I think it is from traffic collisions by bees traveling two and from the hive.  Talking and flying on a cell phone is dangerous and they should have bee laws against it.

Justin B. on April 16, 2007 at 09:52 pm

So Justin, you think that people addicted to cell phone usage will stop using them if they are exterminating bee colonies?


The Supreme Court is a bunch of black robed tyrants

docdave on April 17, 2007 at 08:29 am

So Justin, you think that people addicted to cell phone usage will stop using them if they are exterminating bee colonies?

Better question is should people stop using cell phones now, just in case it is causing it because at the present time it is only a possible cause?

This is analogous to Global Warming.  Show me scientific fact not speculation as to the cause of a problem and then we can start discussing the implications of our behavior.  But not before.  And perhaps the answer is not to stop using cell phones, but to modify their frequence or the placement of cell towers.  The solution you propose has two issues:

1.  We don’t know that cells are a causative factor yet.
2.  Even if they are, we don’t know that not using cell phones is the solution.
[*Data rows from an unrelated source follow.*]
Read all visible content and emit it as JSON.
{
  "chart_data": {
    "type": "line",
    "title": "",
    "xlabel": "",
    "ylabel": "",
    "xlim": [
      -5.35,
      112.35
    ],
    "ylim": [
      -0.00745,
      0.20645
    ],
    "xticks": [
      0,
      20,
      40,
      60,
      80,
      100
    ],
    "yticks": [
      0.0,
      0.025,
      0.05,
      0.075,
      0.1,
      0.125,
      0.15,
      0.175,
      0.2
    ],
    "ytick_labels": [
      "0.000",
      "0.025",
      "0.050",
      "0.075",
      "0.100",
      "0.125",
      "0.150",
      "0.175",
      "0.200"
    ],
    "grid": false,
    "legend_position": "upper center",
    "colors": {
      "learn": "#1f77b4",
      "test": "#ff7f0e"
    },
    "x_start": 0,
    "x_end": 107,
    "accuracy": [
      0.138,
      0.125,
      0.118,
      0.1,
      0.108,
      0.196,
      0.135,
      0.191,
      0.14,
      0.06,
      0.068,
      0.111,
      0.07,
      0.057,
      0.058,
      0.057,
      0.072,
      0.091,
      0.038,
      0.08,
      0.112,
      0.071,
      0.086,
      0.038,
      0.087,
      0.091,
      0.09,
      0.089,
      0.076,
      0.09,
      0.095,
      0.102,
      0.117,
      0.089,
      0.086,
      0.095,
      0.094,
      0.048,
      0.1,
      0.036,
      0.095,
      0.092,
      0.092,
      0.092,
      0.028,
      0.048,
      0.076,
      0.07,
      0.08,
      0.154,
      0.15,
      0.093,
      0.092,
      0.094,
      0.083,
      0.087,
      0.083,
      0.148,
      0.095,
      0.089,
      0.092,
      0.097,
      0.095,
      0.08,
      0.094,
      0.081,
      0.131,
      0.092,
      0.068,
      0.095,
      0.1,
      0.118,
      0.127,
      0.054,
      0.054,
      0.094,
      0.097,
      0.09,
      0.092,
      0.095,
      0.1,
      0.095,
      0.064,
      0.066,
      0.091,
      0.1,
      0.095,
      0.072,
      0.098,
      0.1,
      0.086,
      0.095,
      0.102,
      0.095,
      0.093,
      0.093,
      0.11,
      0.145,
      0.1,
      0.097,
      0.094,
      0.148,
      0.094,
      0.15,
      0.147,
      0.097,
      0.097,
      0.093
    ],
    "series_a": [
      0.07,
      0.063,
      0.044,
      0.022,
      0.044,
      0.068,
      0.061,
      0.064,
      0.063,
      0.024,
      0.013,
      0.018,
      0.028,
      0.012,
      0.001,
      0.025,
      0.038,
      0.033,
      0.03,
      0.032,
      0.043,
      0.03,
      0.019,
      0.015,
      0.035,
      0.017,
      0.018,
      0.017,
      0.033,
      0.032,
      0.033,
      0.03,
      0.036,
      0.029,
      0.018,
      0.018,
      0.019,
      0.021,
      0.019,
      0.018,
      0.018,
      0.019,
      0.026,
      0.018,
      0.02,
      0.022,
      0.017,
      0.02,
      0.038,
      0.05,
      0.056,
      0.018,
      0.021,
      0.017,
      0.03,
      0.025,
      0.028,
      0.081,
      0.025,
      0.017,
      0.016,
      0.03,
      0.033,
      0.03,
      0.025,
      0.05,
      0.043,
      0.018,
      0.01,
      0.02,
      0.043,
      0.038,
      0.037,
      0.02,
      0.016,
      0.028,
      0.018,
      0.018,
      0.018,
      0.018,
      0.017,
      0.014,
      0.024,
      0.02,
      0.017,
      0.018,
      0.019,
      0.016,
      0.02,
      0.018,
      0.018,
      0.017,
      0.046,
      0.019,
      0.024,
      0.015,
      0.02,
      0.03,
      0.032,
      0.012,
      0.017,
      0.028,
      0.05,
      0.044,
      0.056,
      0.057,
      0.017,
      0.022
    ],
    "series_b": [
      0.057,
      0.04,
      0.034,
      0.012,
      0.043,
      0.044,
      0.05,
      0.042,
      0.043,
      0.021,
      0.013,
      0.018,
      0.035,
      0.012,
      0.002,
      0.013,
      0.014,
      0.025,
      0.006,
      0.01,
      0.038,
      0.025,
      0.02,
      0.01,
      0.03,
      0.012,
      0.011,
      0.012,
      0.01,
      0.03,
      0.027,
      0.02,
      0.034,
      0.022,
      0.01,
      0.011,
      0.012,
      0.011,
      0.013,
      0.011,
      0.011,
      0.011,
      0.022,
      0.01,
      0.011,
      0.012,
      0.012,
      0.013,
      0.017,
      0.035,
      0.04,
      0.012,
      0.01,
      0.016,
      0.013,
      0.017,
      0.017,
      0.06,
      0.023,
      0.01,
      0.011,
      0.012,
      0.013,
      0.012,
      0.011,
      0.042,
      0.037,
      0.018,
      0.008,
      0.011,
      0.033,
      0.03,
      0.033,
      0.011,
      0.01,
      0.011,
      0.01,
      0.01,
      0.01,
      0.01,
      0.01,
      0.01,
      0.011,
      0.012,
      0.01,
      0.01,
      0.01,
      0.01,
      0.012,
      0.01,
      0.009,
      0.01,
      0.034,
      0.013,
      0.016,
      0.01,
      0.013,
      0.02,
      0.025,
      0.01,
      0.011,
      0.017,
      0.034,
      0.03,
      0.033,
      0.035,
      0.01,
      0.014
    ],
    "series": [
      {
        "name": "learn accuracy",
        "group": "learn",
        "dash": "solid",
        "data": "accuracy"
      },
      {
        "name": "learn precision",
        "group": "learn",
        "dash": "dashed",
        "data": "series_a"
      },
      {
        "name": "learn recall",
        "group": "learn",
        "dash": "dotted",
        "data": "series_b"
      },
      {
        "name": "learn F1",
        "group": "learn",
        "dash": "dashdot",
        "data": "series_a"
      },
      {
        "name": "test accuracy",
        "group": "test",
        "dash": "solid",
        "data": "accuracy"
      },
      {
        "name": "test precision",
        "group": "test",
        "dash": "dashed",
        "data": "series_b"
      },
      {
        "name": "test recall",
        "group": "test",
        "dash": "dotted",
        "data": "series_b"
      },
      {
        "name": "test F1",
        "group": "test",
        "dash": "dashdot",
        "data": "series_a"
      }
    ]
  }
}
If you want to deal in hypotheticals to illustrate a point, the Libs overseas managed to blame the US not signing Kyoto for causing Hurricane Katrina.  Defend the merits of that position and then we can start worrying about the same folks telling us to stop using cell phones over bees dying.

You would think that this phenomenon would have started say two decades ago when cells first started being used.  Not a year ago.  Has cell phone usage really increased that much the last year?

Justin B. on April 17, 2007 at 09:05 am

Same Author Geoffrey Lean from the Bee story:

Scores of countries face war for scarce land, food and water as global warming increases. This is the conclusion of the most devastating report yet on the effects of climate change that scientists and governments prepare to issue this week.

More than 60 nations, mainly in the Third World, will have existing tensions hugely exacerbated by the struggle for ever-scarcer resources. Others now at peace - including China, the United States and even parts of Europe - are expected to be plunged into conflict. Even those not directly affected will be threatened by a flood of hundreds of millions of “environmental refugees”.

The threat is worrying world leaders. The new UN Secretary General, Ban Ki-moon, told a global warming conference last month: “In coming decades, changes in the environment - and the resulting upheavals, from droughts to inundated coastal areas - are likely to become a major driver of war and conflict.”

Check your source.  I think that global world war over Global Warming is a little more pressing of an issue than bees dying, but given that this guy is predicting both, me thinks he is full of shit.